Добавить в цитаты Настройки чтения

Страница 1 из 2

Андрей Говера

Оранжевый дом с голубой крышей

Шёл 2018 год. Знаете, климат в «Маленькой Одессе» ничем не отличается от погодных условий в России средней полосы. Поэтому переезд из провинциальной России начала девяностых в суровую действительность капиталистического запада дался мне легко. На тот момент мне было 4,5 года. Помню только, что рядом с детским домом, где я находился до полета через океан, была большая церковь из красного кирпича. Колокольный звон был настолько прекрасен, что иногда он мне до сих пор грезится. Первые дни на новом месте я, конечно же, скучал по ребятам, моим друзьям, которые остались в интернате, но через некоторое время судьба меня свела с Томом, американцем в четвертом поколении, Рупертом, внуком не особо известного валлийского писателя, и Джоном. Он-то и проводил для меня каждодневный экскурс в местные культурные традиции и американский язык.

Джонни, так ласково я его называю и до сих пор, с семьей переехал в Брайтон за год до моего появления. Сам он знакомых имел достаточно много, но особо взаимопонимания с тем же Томом и Рупертом не находил. Любой разговор с последним всегда превращался в спор, а иногда перетекал в драку. В нашем доме, а жили мы все в одном здании, других детей просто не было. Не с пенсионерками же обсуждать только что купленную папой на день рождения приставку. В соседних домах жили в основном неблагополучные семьи, поэтому нам не разрешалось с ними связывать, хотя они мне все очень нравились.

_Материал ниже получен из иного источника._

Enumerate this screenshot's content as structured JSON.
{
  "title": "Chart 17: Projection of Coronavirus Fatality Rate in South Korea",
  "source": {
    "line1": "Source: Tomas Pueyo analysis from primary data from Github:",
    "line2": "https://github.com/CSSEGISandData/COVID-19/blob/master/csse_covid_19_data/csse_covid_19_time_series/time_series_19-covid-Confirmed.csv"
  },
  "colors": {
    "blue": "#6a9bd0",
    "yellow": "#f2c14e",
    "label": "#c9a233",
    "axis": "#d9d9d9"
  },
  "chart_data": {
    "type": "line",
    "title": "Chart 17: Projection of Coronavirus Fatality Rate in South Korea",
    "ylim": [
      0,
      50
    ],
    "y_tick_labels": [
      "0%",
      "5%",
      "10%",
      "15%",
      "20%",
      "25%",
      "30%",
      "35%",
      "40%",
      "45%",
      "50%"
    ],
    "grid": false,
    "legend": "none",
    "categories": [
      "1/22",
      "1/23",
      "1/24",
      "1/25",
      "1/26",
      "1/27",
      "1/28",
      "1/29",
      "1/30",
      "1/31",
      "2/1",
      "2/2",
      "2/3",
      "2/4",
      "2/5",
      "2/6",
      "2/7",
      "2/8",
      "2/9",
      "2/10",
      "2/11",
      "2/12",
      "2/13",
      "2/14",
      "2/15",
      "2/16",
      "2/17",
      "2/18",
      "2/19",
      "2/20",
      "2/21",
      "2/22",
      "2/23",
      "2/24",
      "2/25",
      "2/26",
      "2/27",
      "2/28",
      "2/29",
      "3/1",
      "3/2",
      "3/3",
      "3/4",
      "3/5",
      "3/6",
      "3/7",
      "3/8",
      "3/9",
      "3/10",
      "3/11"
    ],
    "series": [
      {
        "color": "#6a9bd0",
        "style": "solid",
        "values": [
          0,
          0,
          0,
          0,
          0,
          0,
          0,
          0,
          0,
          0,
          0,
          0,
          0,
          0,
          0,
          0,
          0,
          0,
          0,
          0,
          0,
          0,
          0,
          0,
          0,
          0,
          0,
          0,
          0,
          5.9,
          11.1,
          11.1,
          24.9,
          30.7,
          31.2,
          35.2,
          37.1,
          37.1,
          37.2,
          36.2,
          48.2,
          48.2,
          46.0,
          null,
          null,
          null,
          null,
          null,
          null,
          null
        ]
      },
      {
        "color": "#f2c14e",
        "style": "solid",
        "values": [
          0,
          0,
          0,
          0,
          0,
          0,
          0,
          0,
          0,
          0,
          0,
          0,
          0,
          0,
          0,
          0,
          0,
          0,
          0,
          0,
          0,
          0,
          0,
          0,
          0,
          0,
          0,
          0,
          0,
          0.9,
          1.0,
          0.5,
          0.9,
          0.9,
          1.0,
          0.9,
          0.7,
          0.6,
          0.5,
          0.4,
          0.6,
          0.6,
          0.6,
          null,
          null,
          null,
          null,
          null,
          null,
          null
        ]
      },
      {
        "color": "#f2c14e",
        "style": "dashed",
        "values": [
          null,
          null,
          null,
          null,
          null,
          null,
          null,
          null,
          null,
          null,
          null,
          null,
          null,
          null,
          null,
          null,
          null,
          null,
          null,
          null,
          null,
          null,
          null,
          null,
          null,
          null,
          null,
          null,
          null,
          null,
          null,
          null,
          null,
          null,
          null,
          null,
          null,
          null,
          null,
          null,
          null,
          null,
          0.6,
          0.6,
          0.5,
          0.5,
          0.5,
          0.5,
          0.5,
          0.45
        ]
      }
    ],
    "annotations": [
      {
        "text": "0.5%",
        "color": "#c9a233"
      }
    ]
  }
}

Что именно сподвигло к переезду семью Джонни в район, где чаще русского слова «Привет» встречается разве что «fuck», я не знаю. Братьев и сестер не было. Отец его, мистер Тейлор Сандлер, был адвокатом, честно защищавшим любой сброд в суде. Парадокс, он защищал соседских малоимущих многодетных мамочек, но с детьми их разговаривать не разрешал. Иногда я не понимал, зачем он защищает того, кто стопроцентно виноват: бездомный ли, укравший багет с сыром, наркоман ли, обнесший квартиру старого еврея, проститутка ли, обчистившая пьяного водителя такси, уснувшего во время родео. Только со временем, повзрослев и пощупав дно жизни, я начал догадываться об истинных причинах его действий.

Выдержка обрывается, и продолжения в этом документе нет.